At M23, we turned by the Stanley Hotel. You may know this as the hotel from the tv version of The Shining (and also where King was when he wrote the book). What a cool thing to encounter during a race! However, it was a bit of a letdown to realize that the hotel is not, in fact, in the middle of nowhere. It is, in fact, near the Safeway.

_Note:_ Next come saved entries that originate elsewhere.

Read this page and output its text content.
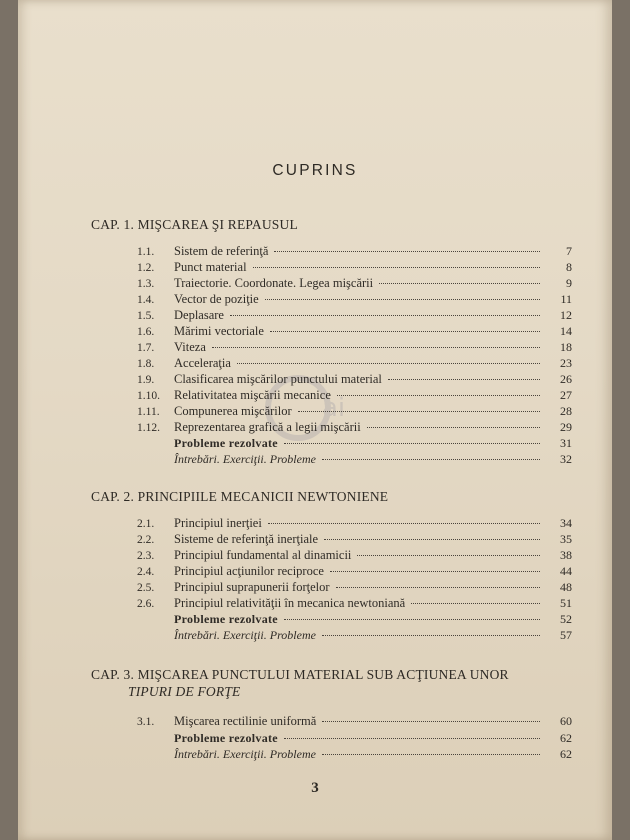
CUPRINS
CAP. 1. MIŞCAREA ŞI REPAUSUL
1.1.	Sistem de referinţă	7
1.2.	Punct material	8
1.3.	Traiectorie. Coordonate. Legea mişcării	9
1.4.	Vector de poziţie	11
1.5.	Deplasare	12
1.6.	Mărimi vectoriale	14
1.7.	Viteza	18
1.8.	Acceleraţia	23
1.9.	Clasificarea mişcărilor punctului material	26
1.10.	Relativitatea mişcării mecanice	27
1.11.	Compunerea mişcărilor	28
1.12.	Reprezentarea grafică a legii mişcării	29
Probleme rezolvate	31
Întrebări. Exerciţii. Probleme	32
CAP. 2. PRINCIPIILE MECANICII NEWTONIENE
2.1.	Principiul inerţiei	34
2.2.	Sisteme de referinţă inerţiale	35
2.3.	Principiul fundamental al dinamicii	38
2.4.	Principiul acţiunilor reciproce	44
2.5.	Principiul suprapunerii forţelor	48
2.6.	Principiul relativităţii în mecanica newtoniană	51
Probleme rezolvate	52
Întrebări. Exerciţii. Probleme	57
CAP. 3. MIŞCAREA PUNCTULUI MATERIAL SUB ACŢIUNEA UNOR
TIPURI DE FORŢE
3.1.	Mişcarea rectilinie uniformă	60
Probleme rezolvate	62
Întrebări. Exerciţii. Probleme	62
3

Around M24, we cut back onto the bike trail we had used earlier in the race. All the volunteers were very encouraging. At M25, we hit the last aid station. While I was looking down, a volunteer decided to blast me in the face with a super soaker. NO. Just, no. If you ever volunteer at a race, please don’t do this. Ask first. For one, it is M25 and we’re all incoherent (though possibly in need of drenching). For two, I was looking down, and it was totally unexpected. For three, don’t shoot me in the face. Wearing glasses is a double-edged sword – they protected my eyes from the blast, but when they got wet, they immediately fogged over. Boo.

No matter. At M25.8, the bike trail cut down a ravine. Up at the top were people hooting for us. Cool. At M26, we entered the “stadium” (a field with some bleachers and an excellent track), ran around the track, and that was that.

4:24. Huh. Well, I beat 5.

Some of my maniac friends, including Amy had already finished. We talked for a bit and then went searching for the post-race party. It was great! Sandwiches, burritos, cookies, ice cream, fruit, beer, soda, music. From the party, we had a good view of the bike trail. When we spotted more friends (two more maniacs and coolrunners), I chugged back over to the finish to give them a woo. While I was there, I was met by a coolrunner spectator. How nice!

I have a list of “Hardest Road Marathons”. This is a work in progress because I tend to register for tough races. Estes Park is now going towards the top of the list. I still think Crater Lake is harder. But not by much.

Aside from being very thirsty, I felt great. I dig warm/hot races a lot more than cold races, and having incredible scenery just made everything enjoyable. Hard, but fun hard.

Up next? My goal race for this part of the year, and the race I’ve been excited about for eleven months and three weeks. It’s time for the Kona Marathon.

I’ll see you there. Wear sunscreen. I recommend Banana Boat Sport, in the orange tube.